The ATTACC-CAP trial project goal is to evaluate if therapeutic-dose anticoagulation with heparin, compared with usual care thromboprophylaxis, reduces progression to ICU-level organ support and death in non-critically ill adult patients hospitalized with CAP. Antimicrobials and supportive therapy improve outcomes in CAP; however, therapies that modulate the host response are lacking. In non-critically ill patients admitted to hospital with CAP due to COVID-19, Zarychanski, a critical care physician and senior scientist at CancerCare Manitoba, and his team demonstrated in a CIHR and NIH-funded international multiplatform randomized controlled trial (mpRCT) that therapeutic-dose heparin, an antithrombotic with anti-inflammatory and possible antimicrobial effects, safely reduced intensive care unit -level organ support and mortality.
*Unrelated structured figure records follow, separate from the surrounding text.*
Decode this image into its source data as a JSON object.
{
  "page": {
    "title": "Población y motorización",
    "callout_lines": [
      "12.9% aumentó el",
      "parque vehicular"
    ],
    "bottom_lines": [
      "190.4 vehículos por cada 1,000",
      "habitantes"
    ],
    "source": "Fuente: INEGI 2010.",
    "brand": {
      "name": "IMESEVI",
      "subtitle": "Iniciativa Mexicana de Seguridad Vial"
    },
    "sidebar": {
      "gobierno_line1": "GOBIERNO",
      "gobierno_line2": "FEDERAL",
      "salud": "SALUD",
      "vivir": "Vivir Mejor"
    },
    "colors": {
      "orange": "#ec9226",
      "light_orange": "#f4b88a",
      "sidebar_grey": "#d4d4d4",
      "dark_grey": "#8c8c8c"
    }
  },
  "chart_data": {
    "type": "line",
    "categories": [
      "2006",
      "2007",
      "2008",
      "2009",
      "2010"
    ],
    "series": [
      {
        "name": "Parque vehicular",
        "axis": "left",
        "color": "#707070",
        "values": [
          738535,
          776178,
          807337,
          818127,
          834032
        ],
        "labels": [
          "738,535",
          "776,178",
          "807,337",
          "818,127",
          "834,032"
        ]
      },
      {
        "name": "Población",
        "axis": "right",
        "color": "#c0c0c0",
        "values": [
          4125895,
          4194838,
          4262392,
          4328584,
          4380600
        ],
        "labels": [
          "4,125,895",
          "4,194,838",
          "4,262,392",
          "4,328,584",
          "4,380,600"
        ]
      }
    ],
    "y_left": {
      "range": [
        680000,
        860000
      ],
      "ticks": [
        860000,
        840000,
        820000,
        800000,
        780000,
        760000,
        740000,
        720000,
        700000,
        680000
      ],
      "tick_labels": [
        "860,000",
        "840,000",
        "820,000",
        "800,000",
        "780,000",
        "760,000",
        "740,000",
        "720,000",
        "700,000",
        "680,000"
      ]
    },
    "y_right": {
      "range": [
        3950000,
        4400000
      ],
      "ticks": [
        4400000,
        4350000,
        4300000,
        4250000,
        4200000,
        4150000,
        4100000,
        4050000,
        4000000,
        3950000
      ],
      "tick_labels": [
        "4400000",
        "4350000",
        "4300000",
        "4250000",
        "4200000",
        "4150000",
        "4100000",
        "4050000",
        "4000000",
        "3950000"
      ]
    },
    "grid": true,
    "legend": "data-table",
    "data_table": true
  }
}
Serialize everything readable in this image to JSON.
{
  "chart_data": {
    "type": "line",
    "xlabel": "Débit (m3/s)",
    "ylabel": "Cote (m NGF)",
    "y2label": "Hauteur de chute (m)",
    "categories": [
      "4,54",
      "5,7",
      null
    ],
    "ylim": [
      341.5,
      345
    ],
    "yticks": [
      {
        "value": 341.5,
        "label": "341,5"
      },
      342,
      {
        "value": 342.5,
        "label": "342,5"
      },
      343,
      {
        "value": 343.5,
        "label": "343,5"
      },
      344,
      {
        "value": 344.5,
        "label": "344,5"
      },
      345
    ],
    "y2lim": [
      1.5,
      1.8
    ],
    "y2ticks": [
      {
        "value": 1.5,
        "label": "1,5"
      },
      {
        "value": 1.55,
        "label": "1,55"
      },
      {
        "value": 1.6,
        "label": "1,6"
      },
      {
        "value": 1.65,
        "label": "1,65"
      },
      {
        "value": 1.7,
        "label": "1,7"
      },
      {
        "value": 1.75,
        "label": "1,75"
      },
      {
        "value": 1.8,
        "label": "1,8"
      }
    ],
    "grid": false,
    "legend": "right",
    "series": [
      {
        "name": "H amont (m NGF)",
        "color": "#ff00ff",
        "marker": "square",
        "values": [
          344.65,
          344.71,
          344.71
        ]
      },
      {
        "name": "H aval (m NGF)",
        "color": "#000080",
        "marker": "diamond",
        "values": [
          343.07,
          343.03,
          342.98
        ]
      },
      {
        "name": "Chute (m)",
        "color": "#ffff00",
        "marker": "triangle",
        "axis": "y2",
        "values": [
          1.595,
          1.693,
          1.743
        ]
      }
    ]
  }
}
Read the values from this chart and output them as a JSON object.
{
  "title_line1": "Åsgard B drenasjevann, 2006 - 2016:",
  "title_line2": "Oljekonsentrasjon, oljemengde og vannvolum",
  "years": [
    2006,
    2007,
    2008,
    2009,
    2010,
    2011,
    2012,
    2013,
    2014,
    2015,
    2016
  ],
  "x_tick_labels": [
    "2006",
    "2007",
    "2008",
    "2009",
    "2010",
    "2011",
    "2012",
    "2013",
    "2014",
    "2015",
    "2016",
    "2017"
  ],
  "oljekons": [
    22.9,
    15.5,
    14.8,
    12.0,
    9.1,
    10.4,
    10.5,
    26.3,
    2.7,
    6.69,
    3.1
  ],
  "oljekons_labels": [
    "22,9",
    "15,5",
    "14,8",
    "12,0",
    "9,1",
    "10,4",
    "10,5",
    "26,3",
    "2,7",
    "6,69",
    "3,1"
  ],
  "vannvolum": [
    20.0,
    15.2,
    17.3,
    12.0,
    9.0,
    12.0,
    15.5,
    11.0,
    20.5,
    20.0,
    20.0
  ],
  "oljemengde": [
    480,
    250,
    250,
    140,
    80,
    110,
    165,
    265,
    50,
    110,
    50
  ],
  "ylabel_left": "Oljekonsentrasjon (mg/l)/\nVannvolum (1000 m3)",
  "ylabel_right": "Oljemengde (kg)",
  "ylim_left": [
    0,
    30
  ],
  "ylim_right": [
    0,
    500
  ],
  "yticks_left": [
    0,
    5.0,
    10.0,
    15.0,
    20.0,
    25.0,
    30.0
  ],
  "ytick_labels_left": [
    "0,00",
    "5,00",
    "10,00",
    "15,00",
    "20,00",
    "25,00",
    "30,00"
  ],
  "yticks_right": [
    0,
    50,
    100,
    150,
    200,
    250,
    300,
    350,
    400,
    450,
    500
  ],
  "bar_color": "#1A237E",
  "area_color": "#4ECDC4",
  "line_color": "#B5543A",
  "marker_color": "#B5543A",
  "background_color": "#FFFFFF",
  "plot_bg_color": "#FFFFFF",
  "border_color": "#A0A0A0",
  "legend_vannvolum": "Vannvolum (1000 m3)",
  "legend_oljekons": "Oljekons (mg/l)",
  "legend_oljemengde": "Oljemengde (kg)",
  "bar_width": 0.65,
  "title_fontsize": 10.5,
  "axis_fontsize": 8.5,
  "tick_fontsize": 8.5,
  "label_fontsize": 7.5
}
“The (ATTACC-CAP) trial will serve to recognize the University of Manitoba and create skilled jobs within our province. More importantly, still, the trial, and everything that orbits around such a venture, will leave Manitoba with profoundly more capacity to lead high-priority clinical trials through training, recruitment, and retention,” said Zarychanski, professor of medicine (hematology and critical care) and community health sciences, Max Rady College of Medicine and College of Pharmacy, University of Manitoba.

The ATTACC-CAP trial will involve as many as 4,000 patients at more than 60 sites throughout Canada, the United States, and Brazil. Several local scientists, including co-principal investigator and junior faculty member Dr. Sylvain Lother, research personnel, and students from Winnipeg, will be involved in the trial.

Through Canadian leadership and international collaboration, the ATTACC-CAP trial will establish whether therapeutic-dose heparin reduces organ failure and death in non-critically patients hospitalized with CAP. Should this inexpensive and widely available treatment improve CAP outcomes, the results will represent a paradigm shift in how pulmonary infections are treated beyond antimicrobials and directly impact practice worldwide.

The first results from the ATTACC-CAP trial could be available as early as 2026.